Wednesday, June 15, 2005

Hank Williams and the bootleg recordings

I'm probably the world's biggest Hank fan! For those who aren't aware, there exist a number of "bootleg" recordings known as the "Mother's Best" recordings. Briefly, they were a series of radio shows done by Hank in 1951 for Mother's Best Flour; they were shelved after being given airplay (they were pre-recorded for when Hank was on tour, etc.) and rediscovered in the early 60's by a camerman from WSM being thrown in the trash. He realized what they were and retrieved them and gave them to a member of Hank's band.

All of these years, the record company MGM (later Polydor and later still Mercury Nashville) knew of the existence of these yet never licensed them to the public. Mercury even had the audacity to release a box set entitled The Complete Hank Williams which was minus any of these recordings.
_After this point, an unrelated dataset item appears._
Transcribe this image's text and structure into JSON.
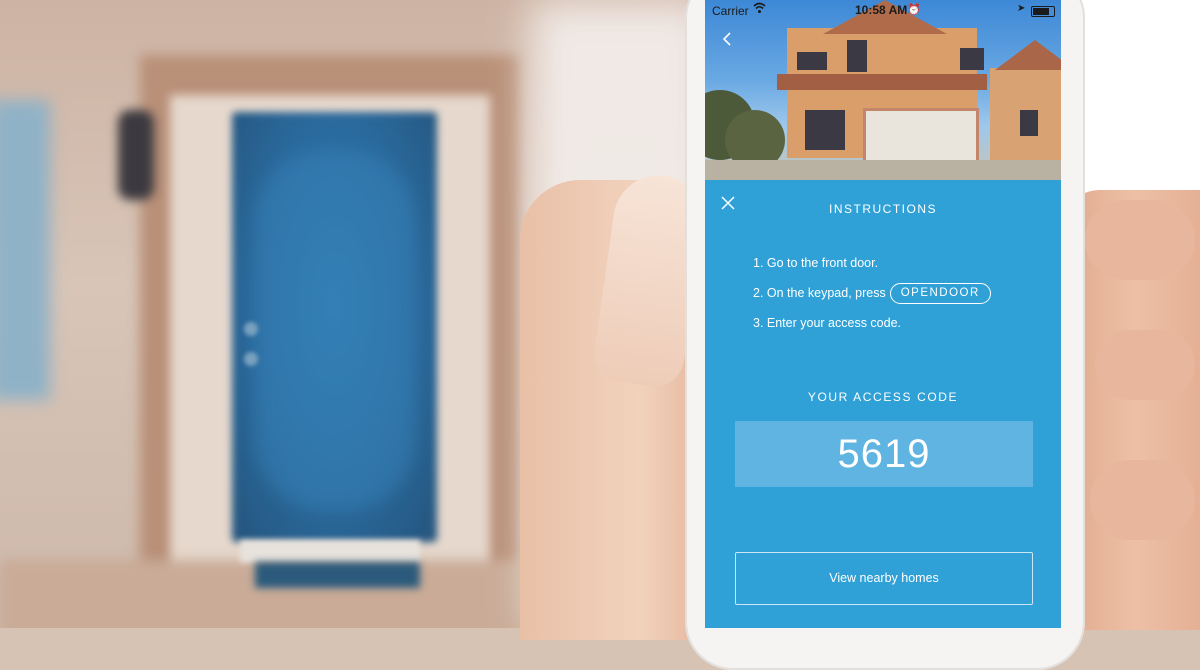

Now the recordings are in the midst of a lawsuit. Legacy Entertainment attempted to release unauthorized, overdubbed versions of 40+ of the recordings and was met with a lawsuit from the estate of Hank Williams. Now Mercury is claiming they are the only ones with the legal right to release these even after a court has ruled Jett Williams and Hank Williams, Jr. to be the legal owner of these.

If the record company knew of the existence of these and their popularity (they've passed around from collector to collector on bootleg CD's and tapes down through the years) why didn't they attempt to do something? Sounds like another case of the record company not really caring what people want!